NOTE: Even the most pure, religious, “good” people (who might say they don’t contribute to any of the “societal factors” mentioned above) have inevitably made a huge contribution to undermining monogamy by virtue of their failure as parents to talk openly and honestly with their children about sex as they were growing up. Due to this lack, kids learn that “sex and secrecy” go hand-in-hand. They learn to be deceptive and to hide their sexual activities from their parents. Then as adults, when they’re married and tempted to have affairs, they simply continue the pattern of deception learned while growing up. They act on their desires and pretend to their spouse (just as they did to their parents) that they’re not. So no one is exempt from the responsibility for contributing to affairs.
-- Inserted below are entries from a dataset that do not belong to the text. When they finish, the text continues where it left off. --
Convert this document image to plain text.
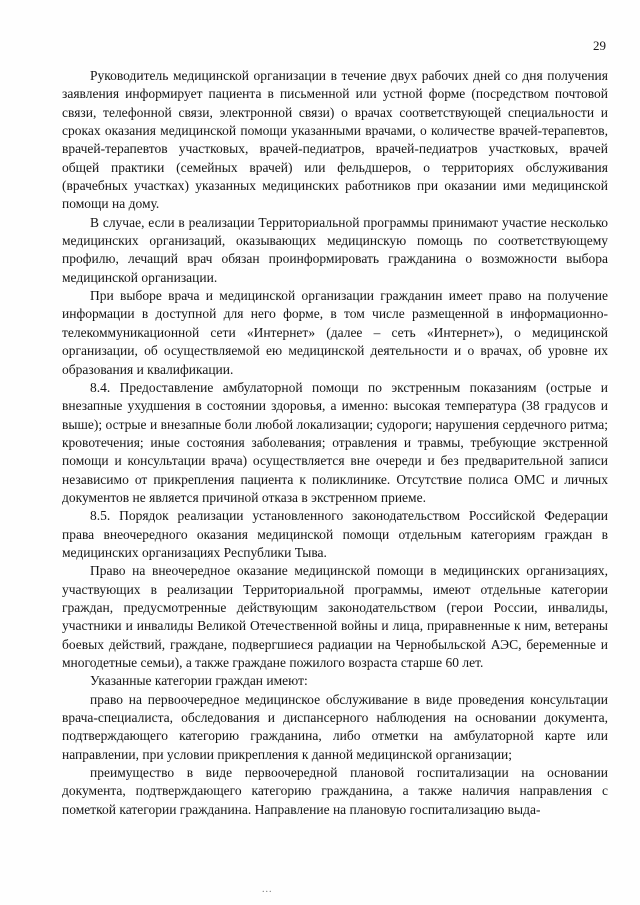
29

Руководитель медицинской организации в течение двух рабочих дней со дня получения заявления информирует пациента в письменной или устной форме (посредством почтовой связи, телефонной связи, электронной связи) о врачах соответствующей специальности и сроках оказания медицинской помощи указанными врачами, о количестве врачей-терапевтов, врачей-терапевтов участковых, врачей-педиатров, врачей-педиатров участковых, врачей общей практики (семейных врачей) или фельдшеров, о территориях обслуживания (врачебных участках) указанных медицинских работников при оказании ими медицинской помощи на дому.

В случае, если в реализации Территориальной программы принимают участие несколько медицинских организаций, оказывающих медицинскую помощь по соответствующему профилю, лечащий врач обязан проинформировать гражданина о возможности выбора медицинской организации.

При выборе врача и медицинской организации гражданин имеет право на получение информации в доступной для него форме, в том числе размещенной в информационно-телекоммуникационной сети «Интернет» (далее – сеть «Интернет»), о медицинской организации, об осуществляемой ею медицинской деятельности и о врачах, об уровне их образования и квалификации.

8.4. Предоставление амбулаторной помощи по экстренным показаниям (острые и внезапные ухудшения в состоянии здоровья, а именно: высокая температура (38 градусов и выше); острые и внезапные боли любой локализации; судороги; нарушения сердечного ритма; кровотечения; иные состояния заболевания; отравления и травмы, требующие экстренной помощи и консультации врача) осуществляется вне очереди и без предварительной записи независимо от прикрепления пациента к поликлинике. Отсутствие полиса ОМС и личных документов не является причиной отказа в экстренном приеме.

8.5. Порядок реализации установленного законодательством Российской Федерации права внеочередного оказания медицинской помощи отдельным категориям граждан в медицинских организациях Республики Тыва.

Право на внеочередное оказание медицинской помощи в медицинских организациях, участвующих в реализации Территориальной программы, имеют отдельные категории граждан, предусмотренные действующим законодательством (герои России, инвалиды, участники и инвалиды Великой Отечественной войны и лица, приравненные к ним, ветераны боевых действий, граждане, подвергшиеся радиации на Чернобыльской АЭС, беременные и многодетные семьи), а также граждане пожилого возраста старше 60 лет.

Указанные категории граждан имеют:

право на первоочередное медицинское обслуживание в виде проведения консультации врача-специалиста, обследования и диспансерного наблюдения на основании документа, подтверждающего категорию гражданина, либо отметки на амбулаторной карте или направлении, при условии прикрепления к данной медицинской организации;

преимущество в виде первоочередной плановой госпитализации на основании документа, подтверждающего категорию гражданина, а также наличия направления с пометкой категории гражданина. Направление на плановую госпитализацию выда-

...
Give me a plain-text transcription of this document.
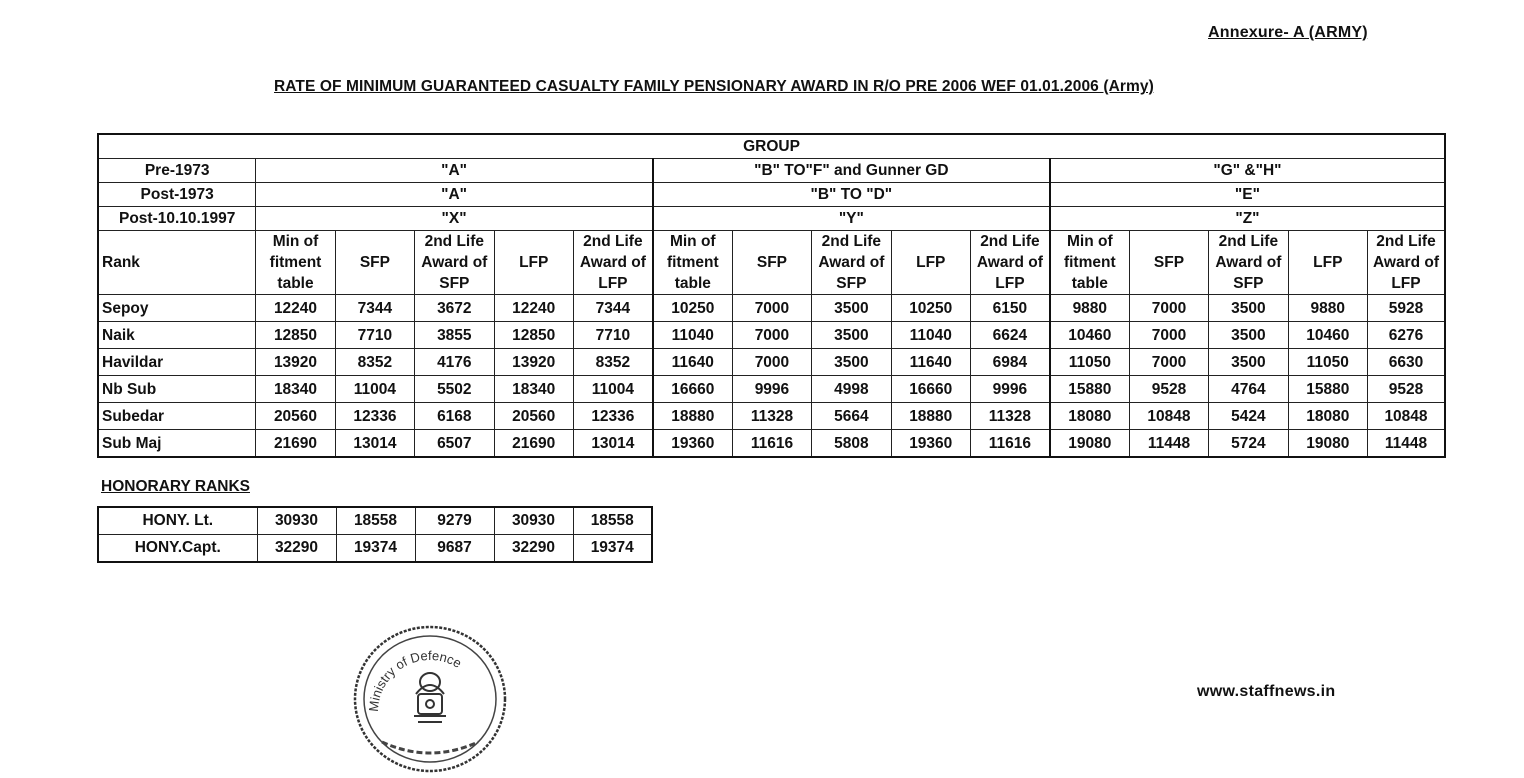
Annexure- A (ARMY)
RATE OF MINIMUM GUARANTEED CASUALTY FAMILY PENSIONARY AWARD IN R/O PRE 2006 WEF 01.01.2006 (Army)
GROUP															
Pre-1973	"A"					"B" TO"F" and Gunner GD					"G" &"H"				
Post-1973	"A"					"B" TO "D"					"E"				
Post-10.10.1997	"X"					"Y"					"Z"				
Rank	Min of fitment table	SFP	2nd Life Award of SFP	LFP	2nd Life Award of LFP	Min of fitment table	SFP	2nd Life Award of SFP	LFP	2nd Life Award of LFP	Min of fitment table	SFP	2nd Life Award of SFP	LFP	2nd Life Award of LFP
Sepoy	12240	7344	3672	12240	7344	10250	7000	3500	10250	6150	9880	7000	3500	9880	5928
Naik	12850	7710	3855	12850	7710	11040	7000	3500	11040	6624	10460	7000	3500	10460	6276
Havildar	13920	8352	4176	13920	8352	11640	7000	3500	11640	6984	11050	7000	3500	11050	6630
Nb Sub	18340	11004	5502	18340	11004	16660	9996	4998	16660	9996	15880	9528	4764	15880	9528
Subedar	20560	12336	6168	20560	12336	18880	11328	5664	18880	11328	18080	10848	5424	18080	10848
Sub Maj	21690	13014	6507	21690	13014	19360	11616	5808	19360	11616	19080	11448	5724	19080	11448
HONORARY RANKS
HONY. Lt.	30930	18558	9279	30930	18558
HONY.Capt.	32290	19374	9687	32290	19374
Ministry of Defence
www.staffnews.in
How is society as a whole being affected by affairs?

Frankly, as a society we are “sick” when it comes to affairs; we’re positively schizophrenic. We condemn affairs on the one hand – while at the same time relishing every fascinating tidbit of the latest scandal or piece of gossip around the office or the neighborhood. While we condemn any “real person” who has an affair, we devour all the movies about affairs, often “rooting for” the one having an affair (especially when it’s a woman like in “Bridges of Madison County”).
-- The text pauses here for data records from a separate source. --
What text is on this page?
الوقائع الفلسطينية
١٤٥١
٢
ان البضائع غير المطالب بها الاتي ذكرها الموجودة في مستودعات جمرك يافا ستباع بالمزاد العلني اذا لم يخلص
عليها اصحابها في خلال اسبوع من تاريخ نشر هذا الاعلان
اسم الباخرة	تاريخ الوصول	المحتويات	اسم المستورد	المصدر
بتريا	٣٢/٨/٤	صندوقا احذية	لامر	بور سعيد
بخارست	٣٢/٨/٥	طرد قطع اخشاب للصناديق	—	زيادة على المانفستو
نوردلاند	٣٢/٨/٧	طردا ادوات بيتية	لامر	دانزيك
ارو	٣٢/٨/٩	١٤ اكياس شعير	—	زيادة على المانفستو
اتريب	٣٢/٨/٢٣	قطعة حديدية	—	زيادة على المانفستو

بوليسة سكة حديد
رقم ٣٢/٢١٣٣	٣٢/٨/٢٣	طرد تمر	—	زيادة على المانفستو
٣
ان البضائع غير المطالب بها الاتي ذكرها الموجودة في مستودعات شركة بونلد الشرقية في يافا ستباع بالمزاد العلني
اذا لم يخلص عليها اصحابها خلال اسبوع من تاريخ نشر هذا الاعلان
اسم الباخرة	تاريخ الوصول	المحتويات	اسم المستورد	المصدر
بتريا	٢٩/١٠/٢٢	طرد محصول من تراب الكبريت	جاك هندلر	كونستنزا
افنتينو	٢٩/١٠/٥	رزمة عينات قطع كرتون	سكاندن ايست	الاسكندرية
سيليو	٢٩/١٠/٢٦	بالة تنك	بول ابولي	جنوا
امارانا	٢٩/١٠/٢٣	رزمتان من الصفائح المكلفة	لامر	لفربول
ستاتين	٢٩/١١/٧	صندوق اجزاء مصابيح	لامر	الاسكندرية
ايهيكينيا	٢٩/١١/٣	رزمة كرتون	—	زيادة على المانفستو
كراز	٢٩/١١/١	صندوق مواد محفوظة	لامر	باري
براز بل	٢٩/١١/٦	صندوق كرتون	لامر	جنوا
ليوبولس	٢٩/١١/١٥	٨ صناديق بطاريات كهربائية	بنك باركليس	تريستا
Affairs are often seen as entertainment or fodder for gossip – until it happens to you! When it becomes real, it’s a very different matter. And if it doesn’t happen to you, it will certainly happen to someone close to you. The fact is that no one is immune from having affairs disrupt their lives or the lives of those they care about. Affairs happen to all kinds of people, in all walks of life. Frankly, the prevalence of affairs and the pain caused by affairs affects everyone in some way, so it’s time to think more seriously about the role we all play in society’s adolescent way of dealing with affairs.

What are we as a society really doing about monogamy?

On a societal basis, we’re giving a lot of lip service to monogamy, but we’re undermining it at every turn. (See the “societal factors” included in my response to the first question above.) But we’re doing virtually nothing positive to reinforce monogamy.
On a couple basis, the primary way most couples approach monogamy is to “assume” it when they marry and take the vows. They do virtually nothing positive to sustain their commitment to monogamy.
On an individual basis throughout society, the traditional approach (unless it touches us personally) is dealing with it by simply ignoring it, denying it, or condemning it. Unfortunately, this does nothing either to help deter affairs or to deal with their consequences. If we’re to be the kind of caring, compassionate society of people that we aspire to be, we can’t turn our backs on the countless people who are suffering alone.

Bottom line:

It’s everybody’s business to understand more about monogamy and affairs – and to take steps to avoid contributing to the “societal factors” that undermine monogamy. We need to make a commitment to face the reality of affairs and address the issue in a more responsible way, both individually and as a society.